Dr. Holladay recovers from heart attacks
Geneva College’s mathematics professor Dr. Phil Holladay called his recovery from dual heart attacks this January “a miracle.” After the scare of experiencing one heart attack on Jan. 21 and the other on Jan. 23, Dr. Holladay was glad to come to a full recovery and return to campus on Feb. 11, 2019.
“My right coronary artery was completely blocked, which should be fatal,” said Dr. Holladay. “It feels like a miracle.”
The symptoms of the first heart attack on Monday he failed to recognize, but when he experienced the second around midnight on Wednesday, he knew the pain radiating across his chest was not normal. He was promptly rushed to the emergency room.
Once Dr. Holladay had been admitted to the hospital, doctors first tried to put a stent into his arteries. However, when their attempts proved unsuccessful, they decided to rely on the heart’s own adaptive bypass.

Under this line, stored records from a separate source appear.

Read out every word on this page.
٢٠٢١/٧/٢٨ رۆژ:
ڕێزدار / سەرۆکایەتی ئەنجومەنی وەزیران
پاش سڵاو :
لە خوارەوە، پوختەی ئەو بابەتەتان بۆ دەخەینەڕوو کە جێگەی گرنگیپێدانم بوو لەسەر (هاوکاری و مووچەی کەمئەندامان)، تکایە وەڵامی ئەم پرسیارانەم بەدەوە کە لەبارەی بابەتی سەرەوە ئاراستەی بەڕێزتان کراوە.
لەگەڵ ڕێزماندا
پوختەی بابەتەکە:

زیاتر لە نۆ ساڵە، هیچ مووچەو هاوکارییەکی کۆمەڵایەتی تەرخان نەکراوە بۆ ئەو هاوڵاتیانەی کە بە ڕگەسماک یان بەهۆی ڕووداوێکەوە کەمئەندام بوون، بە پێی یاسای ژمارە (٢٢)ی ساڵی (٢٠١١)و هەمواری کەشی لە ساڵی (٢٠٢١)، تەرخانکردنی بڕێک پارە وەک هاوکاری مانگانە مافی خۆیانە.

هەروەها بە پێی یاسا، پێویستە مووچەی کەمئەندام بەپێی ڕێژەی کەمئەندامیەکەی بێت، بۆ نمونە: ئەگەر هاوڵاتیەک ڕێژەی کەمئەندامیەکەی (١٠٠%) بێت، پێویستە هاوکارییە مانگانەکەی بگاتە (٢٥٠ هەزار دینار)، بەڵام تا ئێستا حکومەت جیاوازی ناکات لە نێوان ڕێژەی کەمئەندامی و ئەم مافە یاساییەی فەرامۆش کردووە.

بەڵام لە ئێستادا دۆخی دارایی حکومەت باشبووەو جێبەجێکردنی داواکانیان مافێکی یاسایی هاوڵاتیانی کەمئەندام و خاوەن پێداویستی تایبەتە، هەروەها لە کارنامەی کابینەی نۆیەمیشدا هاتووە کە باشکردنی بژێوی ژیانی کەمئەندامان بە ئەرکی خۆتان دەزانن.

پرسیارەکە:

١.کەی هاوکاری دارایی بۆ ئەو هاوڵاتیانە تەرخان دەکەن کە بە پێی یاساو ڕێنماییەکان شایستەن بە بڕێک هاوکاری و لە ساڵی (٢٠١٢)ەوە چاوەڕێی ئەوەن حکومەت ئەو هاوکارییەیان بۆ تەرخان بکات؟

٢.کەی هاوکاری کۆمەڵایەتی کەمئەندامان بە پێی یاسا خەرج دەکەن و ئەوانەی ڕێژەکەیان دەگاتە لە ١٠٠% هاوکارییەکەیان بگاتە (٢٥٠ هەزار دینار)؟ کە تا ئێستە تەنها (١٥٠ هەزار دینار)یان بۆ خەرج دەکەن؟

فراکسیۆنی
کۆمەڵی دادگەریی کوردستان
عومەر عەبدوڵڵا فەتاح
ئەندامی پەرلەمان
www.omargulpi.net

When the first heart attack occurred, his body began to work on a bypass around the blocked portion of the artery that flows directly into the heart. According to Dr. Daryl Sas and Dr. John Stahl, this process is “extremely rare.”
“It mystifies me,” Dr. Holladay said, adding that the bypass would not have been possible in a younger man’s heart.
A few weeks after the event, Dr. Holladay is happy to announce that he sometimes forgets the heart attack ever occurred. “I am probably in better shape now than I've been in some time,” he said. He sends his appreciation to the whole Geneva community with thanks for all the prayers from campus.